Aux Pays-Bas, des services s’ajoutent à une offre massive de stationnement, dont la réparation de vélos en gare, ou la location de 21 700 vélos dans plus de 300 gares du pays (1) avec OV-Fiets (« Openbaar Vervoer » signifiant transports publics, et Fiets signifiant vélos, bien entendu !). Ce système est en voie de modernisation, avec un déverrouillage sans clé comme l’a récemment relaté le blogueur néerlandais Mark Wagenbuur (2).
Cette offre de stationnement et de services encourage l’intermodalité vélo-train, autant pour le « rabattement » (soit un trajet à vélo vers une gare où l’on prendra un train), que pour le « post-acheminement » (soit un trajet à vélo à l’arrivée en gare suite à un trajet en train).

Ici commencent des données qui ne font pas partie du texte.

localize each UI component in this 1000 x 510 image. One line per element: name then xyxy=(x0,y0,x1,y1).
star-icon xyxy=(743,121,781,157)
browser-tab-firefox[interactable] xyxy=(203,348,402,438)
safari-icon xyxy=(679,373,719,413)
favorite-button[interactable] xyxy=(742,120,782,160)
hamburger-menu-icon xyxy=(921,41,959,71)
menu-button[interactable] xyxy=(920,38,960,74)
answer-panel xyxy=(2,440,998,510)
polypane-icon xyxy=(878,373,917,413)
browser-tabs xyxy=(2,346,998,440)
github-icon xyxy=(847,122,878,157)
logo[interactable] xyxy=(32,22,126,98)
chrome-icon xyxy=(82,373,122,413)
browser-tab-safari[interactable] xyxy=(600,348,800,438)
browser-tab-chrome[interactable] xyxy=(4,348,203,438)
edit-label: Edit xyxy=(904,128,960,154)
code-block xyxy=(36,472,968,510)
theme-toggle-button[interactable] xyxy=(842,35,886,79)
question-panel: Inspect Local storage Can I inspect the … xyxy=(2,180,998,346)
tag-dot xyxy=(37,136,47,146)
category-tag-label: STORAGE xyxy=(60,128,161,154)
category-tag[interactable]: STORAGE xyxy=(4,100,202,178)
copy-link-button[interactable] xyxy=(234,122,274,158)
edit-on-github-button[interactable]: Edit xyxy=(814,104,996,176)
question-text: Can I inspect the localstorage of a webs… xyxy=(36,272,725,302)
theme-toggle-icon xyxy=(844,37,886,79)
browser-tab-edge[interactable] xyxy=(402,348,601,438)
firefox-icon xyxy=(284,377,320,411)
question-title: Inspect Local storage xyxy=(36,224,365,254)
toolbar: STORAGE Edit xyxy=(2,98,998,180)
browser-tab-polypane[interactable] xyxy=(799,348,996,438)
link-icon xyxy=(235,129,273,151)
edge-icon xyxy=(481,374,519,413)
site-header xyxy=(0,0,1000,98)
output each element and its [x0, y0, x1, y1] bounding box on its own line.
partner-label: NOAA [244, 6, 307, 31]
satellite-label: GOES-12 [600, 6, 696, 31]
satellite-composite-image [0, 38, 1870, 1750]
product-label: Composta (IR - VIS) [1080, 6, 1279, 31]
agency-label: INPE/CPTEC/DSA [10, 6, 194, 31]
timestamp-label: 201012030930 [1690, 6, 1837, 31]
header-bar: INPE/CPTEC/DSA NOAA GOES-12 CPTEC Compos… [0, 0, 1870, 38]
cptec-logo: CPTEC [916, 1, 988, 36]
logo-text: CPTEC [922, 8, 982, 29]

Et en France, où en est-on ? Pas au même niveau, c’est certain. Pourtant, une meilleure offre de stationnement vélo en gare contribuerait à développer nettement la pratique du vélo. Celle du train également.
Comme la voiture, le vélo est en stationnement plus de 95% du temps
Pourquoi parler du stationnement vélo ? Parce qu’un vélo passe la très grande majorité du temps en stationnement, plutôt qu’en circulation. Pour la voiture, on estime généralement qu’elle est immobile 95% du temps. Selon une étude de référence de 2012, c’est même 96% pour être précis, dont 80% du temps à domicile (3)
Pour le vélo, les chiffres sont justement assez similaires. Parmi les vélos utilisés au moins une fois par mois, en prenant en compte la durée moyenne des trajets réalisés à vélo ainsi que leur fréquence, le bureau d’études 6T (4) a estimé qu’un vélo reste stationné 99,7% du temps, et qu’il le restera 96% du temps dans le cas d’une pratique quotidienne massive du vélo en France.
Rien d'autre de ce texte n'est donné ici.